The extensive coverage by Maydan—an independent online venue in Iran which has been focusing on the ongoing neoliberalization of minds, urban spaces, and bodies in the country—was barely able to counteract the toxic narrative of the western mainstream media of recent coal mining disaster. Hence, the buried Iranian miners have been buried a second time by political maneuvering of the different political factions ahead of another election. While the International Monetary Fund (IMF) this year applauded Iran’s “impressive recovery,” neoliberal economist and Rouhani supporter Saeed Laylaz—who’s been a frequent guest pundit on the liberal Western venues—told Reuters that, “all the positive results of the nuclear deal and lifting of sanctions have been overshadowed by the low prices of oil.”
Regardless of the election results, it will not be difficult to identify the real winners and losers of the 2017 elections.
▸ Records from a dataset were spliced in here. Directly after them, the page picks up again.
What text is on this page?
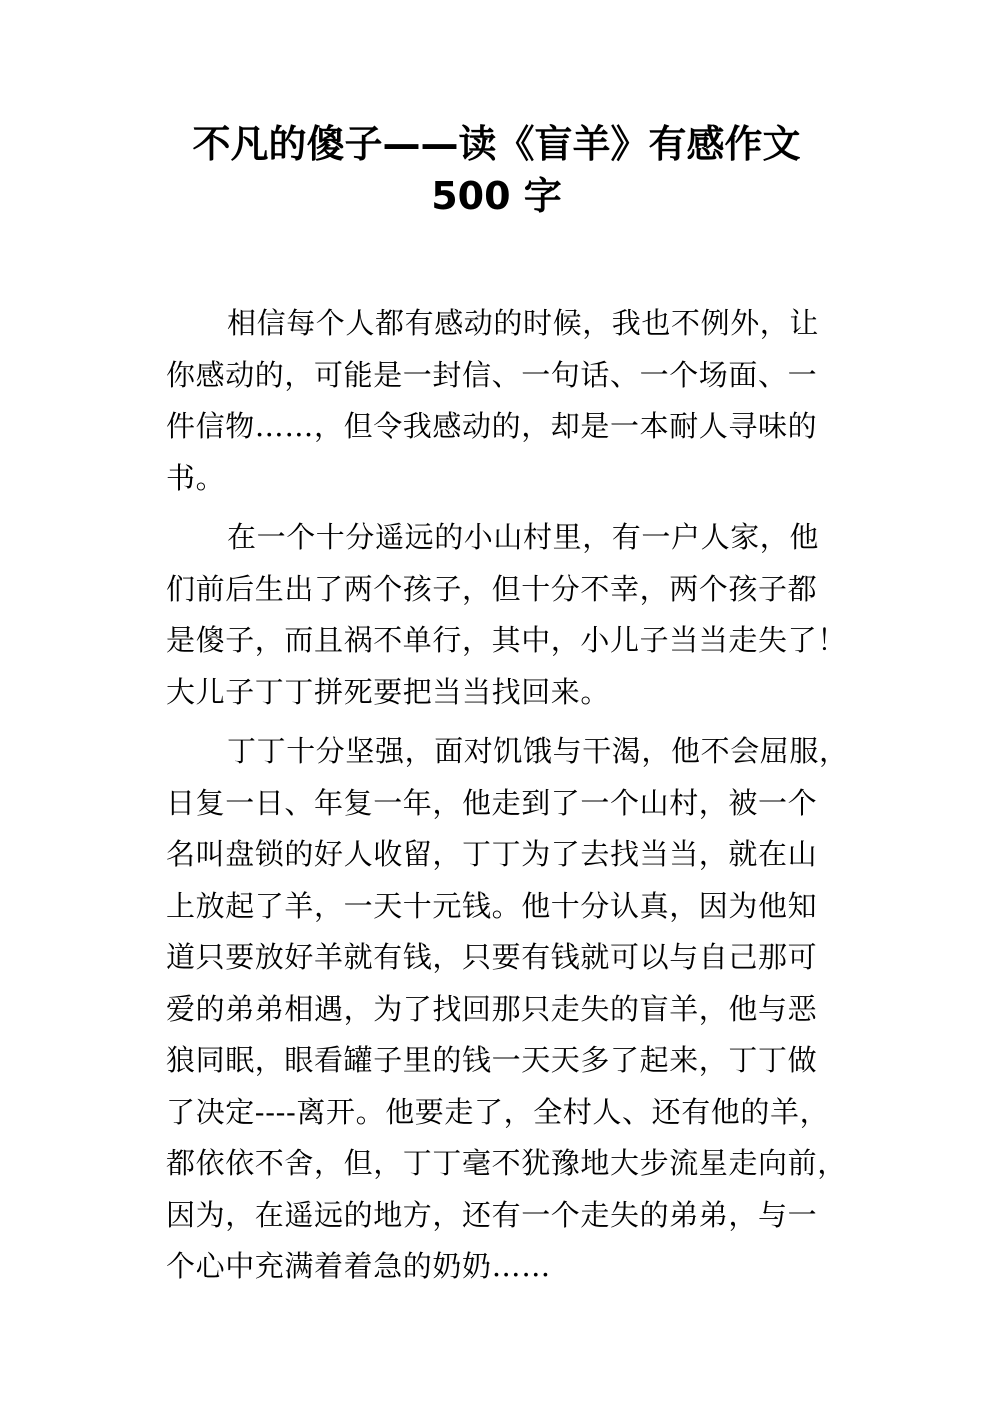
不凡的傻子——读《盲羊》有感作文
500 字
相信每个人都有感动的时候，我也不例外，让
你感动的，可能是一封信、一句话、一个场面、一
件信物……，但令我感动的，却是一本耐人寻味的
书。
在一个十分遥远的小山村里，有一户人家，他
们前后生出了两个孩子，但十分不幸，两个孩子都
是傻子，而且祸不单行，其中，小儿子当当走失了！
大儿子丁丁拼死要把当当找回来。
丁丁十分坚强，面对饥饿与干渴，他不会屈服，
日复一日、年复一年，他走到了一个山村，被一个
名叫盘锁的好人收留，丁丁为了去找当当，就在山
上放起了羊，一天十元钱。他十分认真，因为他知
道只要放好羊就有钱，只要有钱就可以与自己那可
爱的弟弟相遇，为了找回那只走失的盲羊，他与恶
狼同眠，眼看罐子里的钱一天天多了起来，丁丁做
了决定----离开。他要走了，全村人、还有他的羊，
都依依不舍，但，丁丁毫不犹豫地大步流星走向前，
因为，在遥远的地方，还有一个走失的弟弟，与一
个心中充满着着急的奶奶……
As a matter of fact, the transformation of the Iranian state is linked to the context of globalized frames of neo-liberal capitalism and contemporary schemes of Islamic politics. That said, whether the unhappy marriage of parasitic finance capital and the military bureaucratic bourgeoisie bring “democracy” to Iranian middle class, the users of Silicon Valley’s favorite toys, remains an entirely open question.